However, while working on this, I ended up discussing a language
simplification with Andrew, which changes things a little from how they
worked before ziglang#22414.

The main user-facing change here is that any reference to a prior
function parameter, even if potentially comptime-known at the usage
site or even not analyzed, now makes a function generic. This applies
even if the parameter being referenced is not a `comptime` parameter,
since it could still be populated when performing an inline call. This
is a breaking language change.

The detection of this is done in AstGen; when evaluating a parameter
type or return type, we track whether it referenced any prior parameter,
and if so, we mark this type as being "generic" in ZIR. This will cause
Sema to not evaluate it until the time of instantiation or inline call.

A lovely consequence of this from an implementation perspective is that
it eliminates the need for most of the "generic poison" system.
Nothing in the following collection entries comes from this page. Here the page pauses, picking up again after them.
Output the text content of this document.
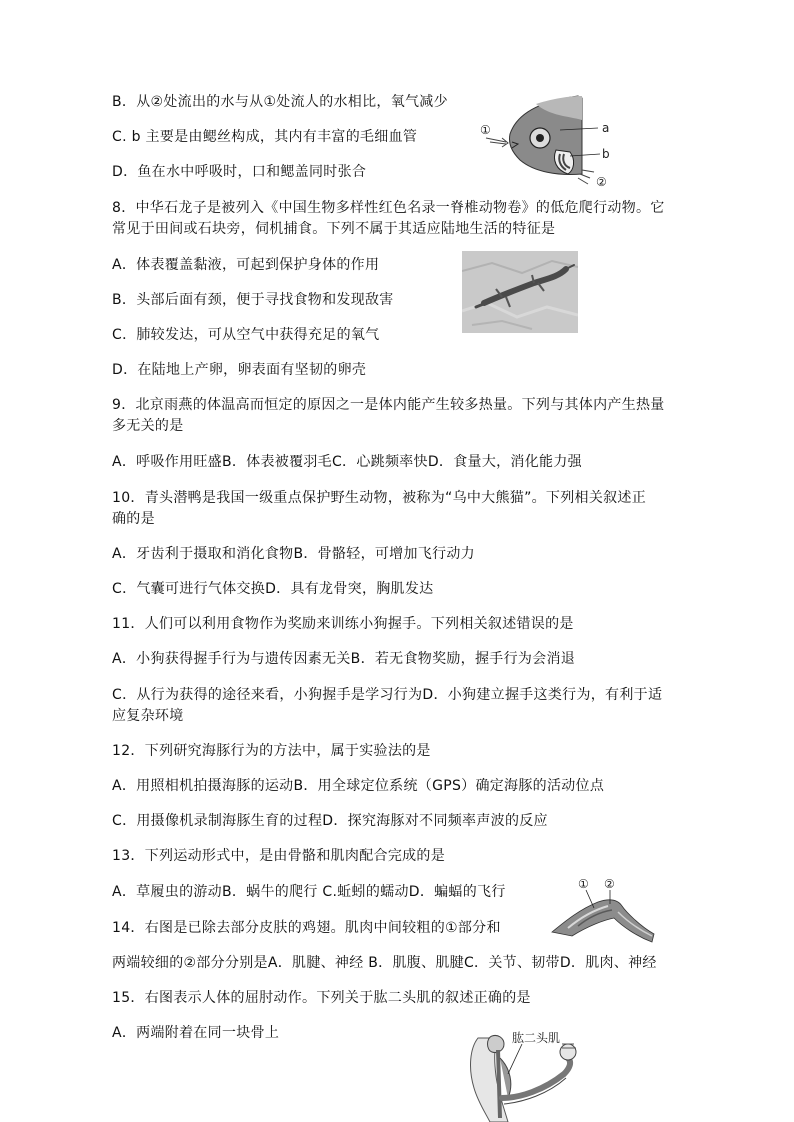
B．从②处流出的水与从①处流人的水相比，氧气减少
C. b 主要是由鳃丝构成，其内有丰富的毛细血管
D．鱼在水中呼吸时，口和鳃盖同时张合
①	a
b
②
8．中华石龙子是被列入《中国生物多样性红色名录一脊椎动物卷》的低危爬行动物。它
常见于田间或石块旁，伺机捕食。下列不属于其适应陆地生活的特征是
A．体表覆盖黏液，可起到保护身体的作用
B．头部后面有颈，便于寻找食物和发现敌害
C．肺较发达，可从空气中获得充足的氧气
D．在陆地上产卵，卵表面有坚韧的卵壳
9．北京雨燕的体温高而恒定的原因之一是体内能产生较多热量。下列与其体内产生热量
多无关的是
A．呼吸作用旺盛B．体表被覆羽毛C．心跳频率快D．食量大，消化能力强
10．青头潜鸭是我国一级重点保护野生动物，被称为“乌中大熊猫”。下列相关叙述正
确的是
A．牙齿利于摄取和消化食物B．骨骼轻，可增加飞行动力
C．气囊可进行气体交换D．具有龙骨突，胸肌发达
11．人们可以利用食物作为奖励来训练小狗握手。下列相关叙述错误的是
A．小狗获得握手行为与遗传因素无关B．若无食物奖励，握手行为会消退
C．从行为获得的途径来看，小狗握手是学习行为D．小狗建立握手这类行为，有利于适
应复杂环境
12．下列研究海豚行为的方法中，属于实验法的是
A．用照相机拍摄海豚的运动B．用全球定位系统（GPS）确定海豚的活动位点
C．用摄像机录制海豚生育的过程D．探究海豚对不同频率声波的反应
13．下列运动形式中，是由骨骼和肌肉配合完成的是
A．草履虫的游动B．蜗牛的爬行 C.蚯蚓的蠕动D．蝙蝠的飞行	① ②
14．右图是已除去部分皮肤的鸡翅。肌肉中间较粗的①部分和
两端较细的②部分分别是A．肌腱、神经 B．肌腹、肌腱C．关节、韧带D．肌肉、神经
15．右图表示人体的屈肘动作。下列关于肱二头肌的叙述正确的是
A．两端附着在同一块骨上	肱二头肌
In
particular, `error.GenericPoison` is now completely unnecessary, because
we identify generic expressions earlier in the pipeline; this simplifies
the compiler and avoids redundant work. This also entirely eliminates
the concept of the "generic poison value". The only remnant of this
system is the "generic poison type" (`Type.generic_poison` and
`InternPool.Index.generic_poison_type`). This type is used in two
places:

* During semantic analysis, to represent an unknown result type.
* When storing generic function types, to represent a generic parameter/return type.

It's possible that these use cases should instead use `.none`, but I
leave that investigation to a future adventurer.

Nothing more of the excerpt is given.